Pouvez vous vous présenter et présenter votre carrière ? dans l’animation

Après des études en Art Graphique, je suis entré dans un studio d’animation spécialisé en pré-production. Après quelques années à travailler comme propsman et designer, j’intègre une web TV en 2000 où je réalise mes premières séries web, et découvre l’animation flash.

Puis j’ai commencé à travailler en free lance dans divers domaines de l’audio visuel (live et post-production) et en parallèle j’ai réalisé un court métrage, The STREET, qui m’a permis de collaborer avec des studios parisiens comme Character designer et réalisateur sur des pilotes (Super Tomate, LPDC, etc…).

Depuis, je développe mes propres projets en tant qu’auteur graphique et littéraire en 2D et 3D et je réalise des trailers (CGI et motion) pour une société de jeux vidéo à Montréal.

Comment le cross media : l’animation , internet, le mobile et le jeux video va s’imposer sur le marché de l’animation ?

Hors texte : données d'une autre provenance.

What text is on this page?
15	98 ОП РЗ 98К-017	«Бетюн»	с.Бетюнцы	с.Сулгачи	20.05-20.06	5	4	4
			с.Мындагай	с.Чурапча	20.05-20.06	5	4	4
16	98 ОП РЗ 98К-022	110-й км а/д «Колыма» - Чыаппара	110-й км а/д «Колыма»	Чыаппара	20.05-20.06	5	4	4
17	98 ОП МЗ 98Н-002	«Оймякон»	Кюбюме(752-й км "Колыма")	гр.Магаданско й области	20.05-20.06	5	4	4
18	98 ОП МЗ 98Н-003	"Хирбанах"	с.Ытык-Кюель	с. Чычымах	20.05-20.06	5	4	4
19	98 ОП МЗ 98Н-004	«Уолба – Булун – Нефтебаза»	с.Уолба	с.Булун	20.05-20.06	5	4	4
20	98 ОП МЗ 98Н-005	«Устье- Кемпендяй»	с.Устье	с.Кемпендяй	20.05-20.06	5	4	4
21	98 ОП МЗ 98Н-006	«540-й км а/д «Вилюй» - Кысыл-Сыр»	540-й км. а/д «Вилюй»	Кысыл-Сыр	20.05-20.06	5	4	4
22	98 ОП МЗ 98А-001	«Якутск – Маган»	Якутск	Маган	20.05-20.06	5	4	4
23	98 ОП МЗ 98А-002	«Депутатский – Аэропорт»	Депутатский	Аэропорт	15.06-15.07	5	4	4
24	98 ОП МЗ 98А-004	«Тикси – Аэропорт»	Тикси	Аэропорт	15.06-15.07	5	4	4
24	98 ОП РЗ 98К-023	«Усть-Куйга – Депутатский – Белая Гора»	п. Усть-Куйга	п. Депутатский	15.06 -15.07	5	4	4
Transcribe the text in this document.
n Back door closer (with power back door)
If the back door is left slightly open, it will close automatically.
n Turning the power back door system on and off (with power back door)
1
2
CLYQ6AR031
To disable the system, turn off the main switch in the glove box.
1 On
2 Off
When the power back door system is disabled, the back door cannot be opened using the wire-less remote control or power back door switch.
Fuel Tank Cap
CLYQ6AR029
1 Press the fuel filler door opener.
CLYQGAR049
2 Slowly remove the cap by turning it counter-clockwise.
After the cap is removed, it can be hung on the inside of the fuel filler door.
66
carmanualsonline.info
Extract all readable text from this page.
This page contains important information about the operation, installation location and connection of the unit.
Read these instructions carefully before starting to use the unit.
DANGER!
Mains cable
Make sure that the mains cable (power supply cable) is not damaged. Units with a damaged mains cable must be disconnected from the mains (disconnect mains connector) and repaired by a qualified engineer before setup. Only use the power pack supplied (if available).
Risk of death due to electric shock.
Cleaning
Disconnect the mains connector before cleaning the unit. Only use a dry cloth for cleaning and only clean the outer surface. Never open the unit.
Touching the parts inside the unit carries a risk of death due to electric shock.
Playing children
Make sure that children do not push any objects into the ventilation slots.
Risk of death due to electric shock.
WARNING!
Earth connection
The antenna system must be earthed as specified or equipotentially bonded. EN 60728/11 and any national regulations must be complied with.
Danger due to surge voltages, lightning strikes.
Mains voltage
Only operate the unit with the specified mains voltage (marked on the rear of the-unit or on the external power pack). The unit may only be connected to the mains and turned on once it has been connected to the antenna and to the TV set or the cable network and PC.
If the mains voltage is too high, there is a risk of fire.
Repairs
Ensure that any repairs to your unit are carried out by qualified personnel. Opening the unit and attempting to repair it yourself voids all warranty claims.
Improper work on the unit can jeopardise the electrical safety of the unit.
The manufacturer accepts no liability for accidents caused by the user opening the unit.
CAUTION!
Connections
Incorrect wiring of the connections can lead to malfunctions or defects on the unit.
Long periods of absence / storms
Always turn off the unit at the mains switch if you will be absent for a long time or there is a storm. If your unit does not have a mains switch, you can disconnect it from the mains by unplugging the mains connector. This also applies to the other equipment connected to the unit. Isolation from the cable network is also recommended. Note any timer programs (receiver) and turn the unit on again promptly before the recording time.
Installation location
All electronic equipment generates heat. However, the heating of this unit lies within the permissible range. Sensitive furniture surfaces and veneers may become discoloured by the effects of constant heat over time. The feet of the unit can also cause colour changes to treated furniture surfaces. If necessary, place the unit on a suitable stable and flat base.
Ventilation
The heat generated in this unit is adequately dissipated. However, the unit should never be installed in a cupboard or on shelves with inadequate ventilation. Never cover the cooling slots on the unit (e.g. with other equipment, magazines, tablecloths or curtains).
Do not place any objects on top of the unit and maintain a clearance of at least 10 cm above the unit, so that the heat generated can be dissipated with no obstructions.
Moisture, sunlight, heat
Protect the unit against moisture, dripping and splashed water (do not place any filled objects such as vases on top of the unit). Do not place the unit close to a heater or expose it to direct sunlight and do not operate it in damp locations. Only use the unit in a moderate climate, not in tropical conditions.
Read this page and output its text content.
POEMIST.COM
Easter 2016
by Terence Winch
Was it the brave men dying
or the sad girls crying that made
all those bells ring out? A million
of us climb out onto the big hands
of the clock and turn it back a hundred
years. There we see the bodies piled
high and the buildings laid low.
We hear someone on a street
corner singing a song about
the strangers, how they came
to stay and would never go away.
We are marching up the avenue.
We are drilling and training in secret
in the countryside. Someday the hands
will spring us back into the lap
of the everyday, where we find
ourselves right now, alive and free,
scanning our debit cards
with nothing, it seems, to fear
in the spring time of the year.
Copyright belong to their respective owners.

D’après moi, toute chose évolue, et l’animation est à un stade où la technique devient accessible à tous, les talents se propages vites et communiquent facilement via internet. Il fallait donc s’attendre à ce que des produits « marketés » pour un large public utilise ces médias pour se développer et inversement.

Un film ou une série d’animation ne peut se concevoir seul, comme un produit indépendant, mais seulement faisant partie d’un système global regroupant toutes ses formes de promotion afin de le rentabiliser et le promouvoir efficacement face au déluge de contenu du web.

Est ce la France est un terrain innovant pour l’animation et la création de concept et pourquoi êtes-vous parti au Canada ?

La France est un vivier à mon sens, tellement de talent dès la sortie des écoles. Je croise d’années en années des jeunes qui ont plus talent que beaucoup n’avait pas à leur âge (moi y compris). La culture Européenne sans parler de la Française et la curiosité des artistes locaux à aller voir ailleurs sont des facteurs importants. Innover pour sortir du lot c’est ce que toutes personnes dans l’industrie de la création cherche à faire.
Pour parler de choses plus concrète, les aides à l’innovation et autres système de bourse permettent aussi à ces talents de s’affirmer. Et notamment le carrefour de la création du festival d’Annecy.

De mon côté j’ai voulu venir au Canada pour m’ouvrir, découvrir encore d’autres choses et pourquoi pas trouver l’inspiration, le petit plus. Malgré tout, tous ces talents en France forme une concurrence de plus en plus importante et les opportunités de faire du live action et de la pub en plus de l’animation ici à Montréal m’ont séduites.

Quelles sont vos projets en cours ?

Je termine actuellement un court métrage mettant en scène les personnages de deux artistes Français exilés à NYC, Koralie et supakitch pour ne pas les nommer. Je développe un projet de série ado avec Subsequence ici à Montréal, une série qui justement m’a été inspiré par ma vie ici.
Je continue de développer des projets avec certaines boites Françaises comme Shoot the Boss (dont j’ai réalisé le pilote de la série Le Pourquoi Du Comment qui était sélectionnée à Annecy cette année) et pleins d’autres choses dont la création j’espère de mon futur studio de création.

Je suis aussi en charge des trailers des jeux de la société Gameloft ce qui me prend pas mal de temps je dirais mais, j’arrive à écrire et à trouver du temps pour moi. Aussi, en parallèle, je fais beaucoup de graphisme et je prépare des expositions, des tee shirts etc…Je pense ne pas aimer rester inactif.